In Phase III studies of beti-cel, 89% of patients across all ages and genotypes achieved transfusion independence, which means no RBC transfusions needed for at least 12 months. The FDA had already granted the drug Orphan Drug status and Breakthrough Therapy designations.
bluebird’s recently appointed CEO Andrew Obenshain sees this drug as a critical milestone for the newly independent severe genetic disease company. Just this month, bluebird spun off its oncology programs into a new business entity, dubbed 2seventy bio. 2seventy bio took with it the only FDA-approved drug bluebird had in the portfolio, as well as most of its C-suite.

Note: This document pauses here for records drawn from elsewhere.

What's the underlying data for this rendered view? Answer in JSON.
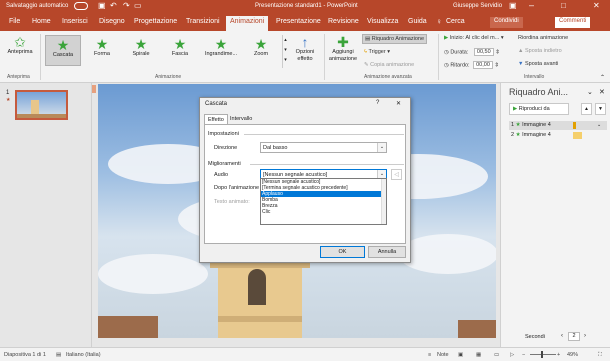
{
  "titlebar": {
    "autosave": "Salvataggio automatico",
    "autosave_state": "",
    "title": "Presentazione standard1 - PowerPoint",
    "user": "Giuseppe Servidio"
  },
  "tabs": [
    "File",
    "Home",
    "Inserisci",
    "Disegno",
    "Progettazione",
    "Transizioni",
    "Animazioni",
    "Presentazione",
    "Revisione",
    "Visualizza",
    "Guida",
    "Cerca"
  ],
  "active_tab": "Animazioni",
  "share": {
    "condividi": "Condividi",
    "commenti": "Commenti"
  },
  "ribbon": {
    "anteprima": "Anteprima",
    "anteprima_group": "Anteprima",
    "animations": [
      "Cascata",
      "Forma",
      "Spirale",
      "Fascia",
      "Ingrandime...",
      "Zoom"
    ],
    "opzioni_effetto": "Opzioni effetto",
    "animazione_group": "Animazione",
    "aggiungi_animazione": "Aggiungi animazione",
    "riquadro_animazione": "Riquadro Animazione",
    "trigger": "Trigger",
    "copia_animazione": "Copia animazione",
    "animazione_avanzata_group": "Animazione avanzata",
    "inizio_label": "Inizio:",
    "inizio_value": "Al clic del m...",
    "durata_label": "Durata:",
    "durata_value": "00,50",
    "ritardo_label": "Ritardo:",
    "ritardo_value": "00,00",
    "riordina": "Riordina animazione",
    "sposta_indietro": "Sposta indietro",
    "sposta_avanti": "Sposta avanti",
    "intervallo_group": "Intervallo"
  },
  "slide_panel": {
    "slide_number": "1"
  },
  "dialog": {
    "title": "Cascata",
    "help": "?",
    "close": "✕",
    "tabs": [
      "Effetto",
      "Intervallo"
    ],
    "impostazioni": "Impostazioni",
    "direzione_label": "Direzione",
    "direzione_value": "Dal basso",
    "miglioramenti": "Miglioramenti",
    "audio_label": "Audio",
    "audio_value": "[Nessun segnale acustico]",
    "dopo_label": "Dopo l'animazione",
    "testo_label": "Testo animato:",
    "list_items": [
      "[Nessun segnale acustico]",
      "[Termina segnale acustico precedente]",
      "Applauso",
      "Bomba",
      "Brezza",
      "Clic"
    ],
    "selected_item": "Applauso",
    "ok": "OK",
    "annulla": "Annulla"
  },
  "right_panel": {
    "title": "Riquadro Ani...",
    "riproduci": "Riproduci da",
    "items": [
      {
        "num": "1",
        "label": "Immagine 4"
      },
      {
        "num": "2",
        "label": "Immagine 4"
      }
    ],
    "secondi": "Secondi",
    "page": "2"
  },
  "status": {
    "slide": "Diapositiva 1 di 1",
    "lang": "Italiano (Italia)",
    "note": "Note",
    "zoom": "49%"
  },
  "colors": {
    "accent": "#b7472a",
    "select": "#0078d7",
    "star": "#3aa43a"
  }
}
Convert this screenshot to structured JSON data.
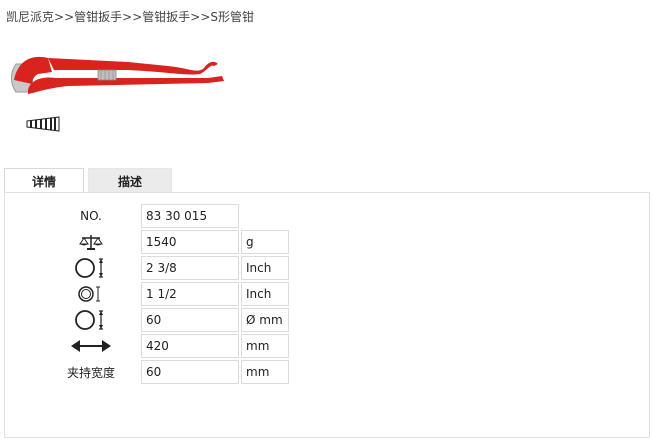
{
  "breadcrumb": {
    "items": [
      "凯尼派克",
      "管钳扳手",
      "管钳扳手",
      "S形管钳"
    ],
    "separator": ">>"
  },
  "tabs": [
    {
      "label": "详情",
      "active": true
    },
    {
      "label": "描述",
      "active": false
    }
  ],
  "specs": [
    {
      "label": "NO.",
      "icon": "",
      "value": "83 30 015",
      "unit": ""
    },
    {
      "label": "",
      "icon": "weight-scale-icon",
      "value": "1540",
      "unit": "g"
    },
    {
      "label": "",
      "icon": "pipe-size-icon",
      "value": "2 3/8",
      "unit": "Inch"
    },
    {
      "label": "",
      "icon": "tube-capacity-icon",
      "value": "1 1/2",
      "unit": "Inch"
    },
    {
      "label": "",
      "icon": "diameter-icon",
      "value": "60",
      "unit": "Ø mm"
    },
    {
      "label": "",
      "icon": "length-arrows-icon",
      "value": "420",
      "unit": "mm"
    },
    {
      "label": "夹持宽度",
      "icon": "",
      "value": "60",
      "unit": "mm"
    }
  ],
  "colors": {
    "tool_red": "#d9231f",
    "jaw_silver": "#c8c8c8",
    "tab_inactive_bg": "#ebebeb"
  }
}
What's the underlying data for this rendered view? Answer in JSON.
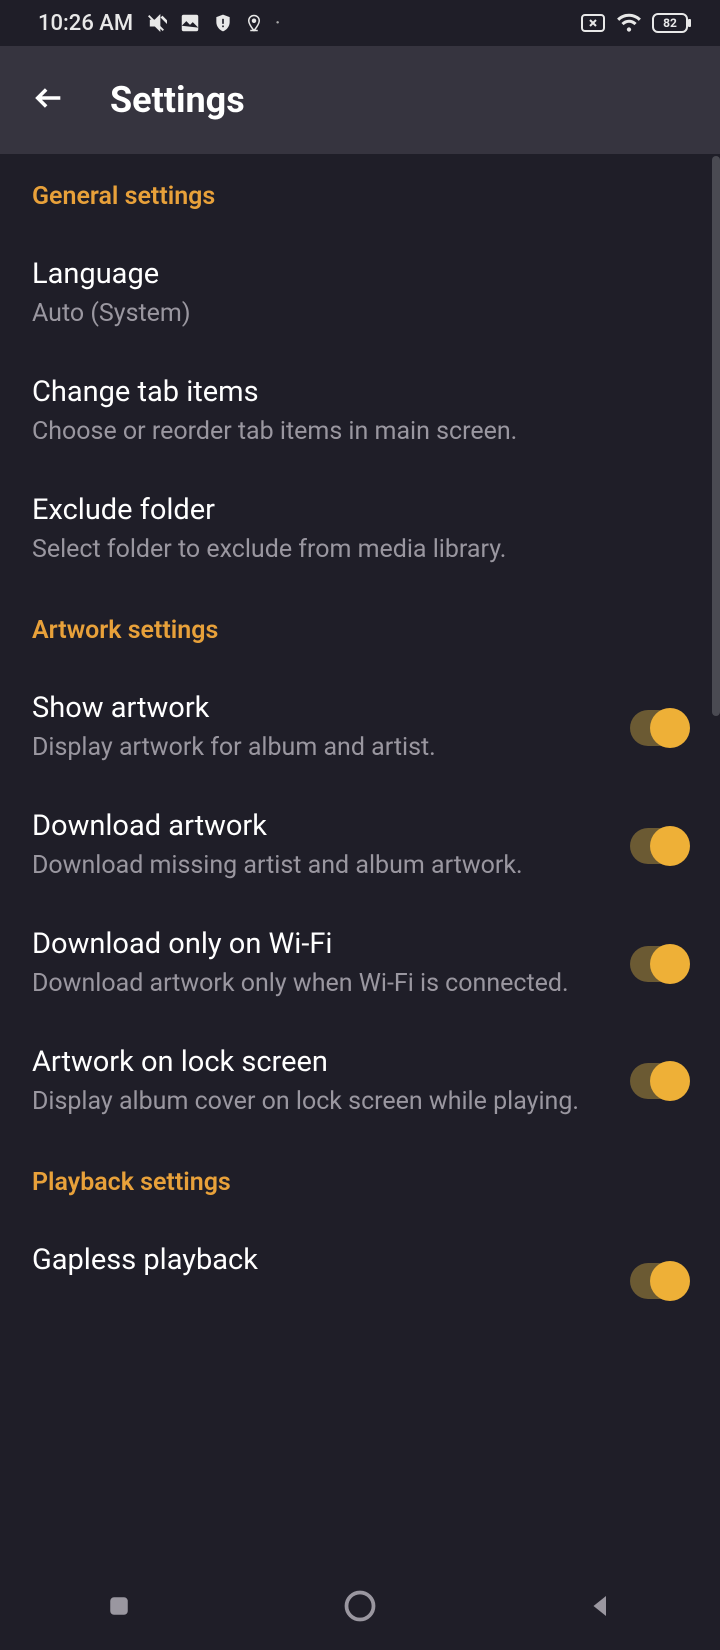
{
  "status": {
    "time": "10:26 AM",
    "battery": "82"
  },
  "header": {
    "title": "Settings"
  },
  "sections": {
    "general": {
      "header": "General settings",
      "language": {
        "title": "Language",
        "subtitle": "Auto (System)"
      },
      "tabs": {
        "title": "Change tab items",
        "subtitle": "Choose or reorder tab items in main screen."
      },
      "exclude": {
        "title": "Exclude folder",
        "subtitle": "Select folder to exclude from media library."
      }
    },
    "artwork": {
      "header": "Artwork settings",
      "show": {
        "title": "Show artwork",
        "subtitle": "Display artwork for album and artist."
      },
      "download": {
        "title": "Download artwork",
        "subtitle": "Download missing artist and album artwork."
      },
      "wifi": {
        "title": "Download only on Wi-Fi",
        "subtitle": "Download artwork only when Wi-Fi is connected."
      },
      "lockscreen": {
        "title": "Artwork on lock screen",
        "subtitle": "Display album cover on lock screen while playing."
      }
    },
    "playback": {
      "header": "Playback settings",
      "gapless": {
        "title": "Gapless playback"
      }
    }
  }
}
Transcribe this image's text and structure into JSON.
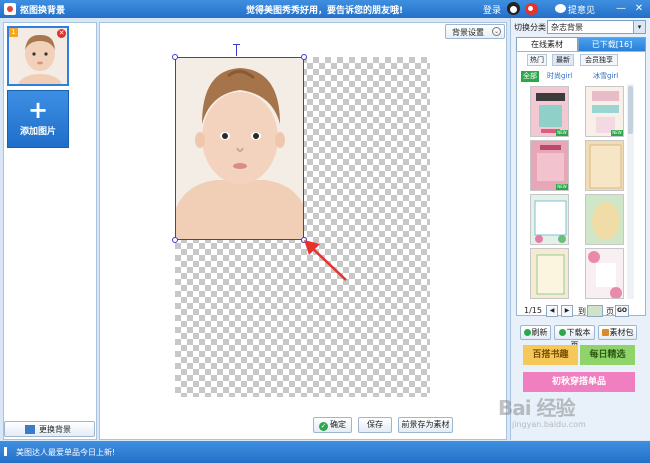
{
  "titlebar": {
    "title": "抠图换背景",
    "promo": "觉得美图秀秀好用，要告诉您的朋友哦!",
    "login": "登录",
    "feedback": "提意见",
    "minimize": "—",
    "close": "✕"
  },
  "left": {
    "badge": "1",
    "remove": "✕",
    "add_plus": "+",
    "add_label": "添加图片",
    "change_bg": "更换背景"
  },
  "canvas": {
    "bg_settings": "背景设置",
    "bg_settings_dd": "⌄"
  },
  "actions": {
    "ok_check": "✓",
    "ok": "确定",
    "save": "保存",
    "save_as": "前景存为素材"
  },
  "right": {
    "category_label": "切换分类",
    "category_value": "杂志背景",
    "category_dd": "▾",
    "tab_online": "在线素材",
    "tab_downloaded": "已下载[16]",
    "subtabs": [
      "热门",
      "最新",
      "会员独享"
    ],
    "filters": [
      "全部",
      "时尚girl",
      "冰雪girl"
    ],
    "new_badge": "NEW",
    "pager": {
      "page_info": "1/15",
      "prev": "◀",
      "next": "▶",
      "to": "到",
      "page": "页",
      "go": "GO"
    },
    "buttons": [
      "刷新",
      "下载本页",
      "素材包"
    ],
    "promos": [
      "百搭书趣",
      "每日精选",
      "初秋穿搭单品"
    ]
  },
  "statusbar": {
    "text": "美图达人最爱单品今日上新!"
  },
  "watermark": {
    "text": "Bai 经验",
    "sub": "jingyan.baidu.com"
  },
  "colors": {
    "accent": "#2a7fd7",
    "selection": "#3b3bd6",
    "arrow": "#e8322c"
  }
}
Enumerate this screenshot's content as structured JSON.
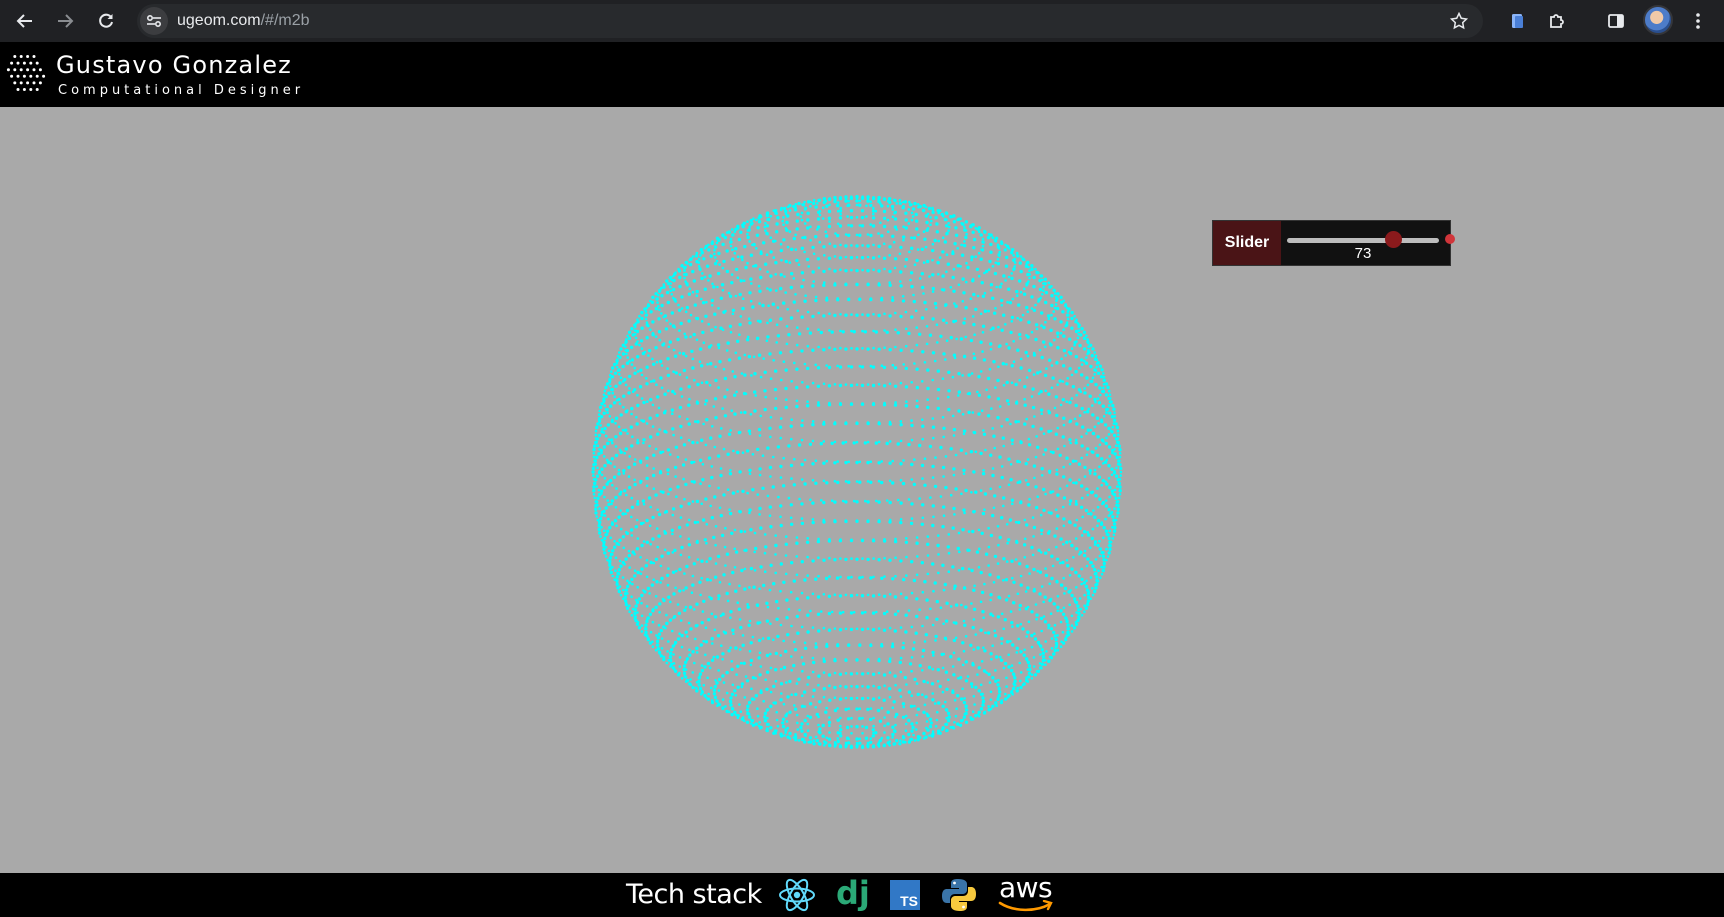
{
  "browser": {
    "url_host": "ugeom.com",
    "url_path": "/#/m2b"
  },
  "header": {
    "name": "Gustavo Gonzalez",
    "role": "Computational Designer"
  },
  "slider": {
    "label": "Slider",
    "value": "73",
    "fraction": 0.7
  },
  "footer": {
    "title": "Tech stack",
    "icons": [
      "react-icon",
      "django-icon",
      "typescript-icon",
      "python-icon",
      "aws-icon"
    ],
    "ts_text": "TS",
    "dj_text": "dj",
    "aws_text": "aws"
  },
  "colors": {
    "points": "#00ffff",
    "background": "#a9a9a9",
    "slider_thumb": "#8b1a1c",
    "slider_label_bg": "#4a1416"
  }
}
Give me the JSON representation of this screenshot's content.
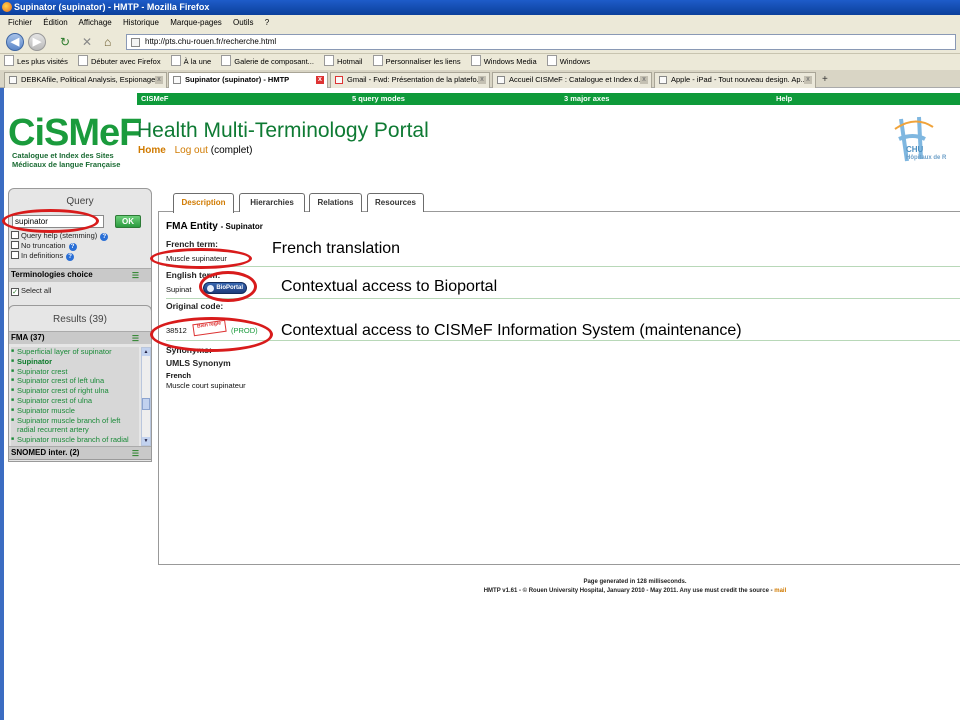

Obenshain has a big job ahead of him as the company lost more than $2.5 billion in market capitalization since announcing the company split in January. He’s laser-focused on launching beti-cel for β-thalassemia in the U.S., as well as continuing to push bluebird’s gene therapy for sickle cell disease uphill. The sickle cell program had been placed on an FDA-mandated hold that was lifted this summer.
Manufacturing capability has been a lynchpin to bluebird’s winning of the FDA’s confidence. Their gene therapies are like a bespoke suit, tailored to each patient. That makes manufacturing at scale particularly challenging. Currently outsourcing its manufacturing, Obenshain said the team is looking to improve the gene therapy process by eliminating the chemo requirement of most gene therapies and moving from ex vivo cell processing to in vivo (inside the body).
Bringing gene therapies to the market is a massive undertaking. bluebird’s East Coast neighbor REGENXBIO is ready to try its hand at one-time gene therapy for Duchenne muscular dystrophy. The FDA has granted Orphan Drug Designation to RGX-202, a therapy designed to restore coding for dystrophin expression to protect muscle fibers from contraction-induced damage.
REGENXBIO has plans to submit an IND to the FDA by the end of the year. It’s already geared up its internal cGMP facility to run with the production of the drug.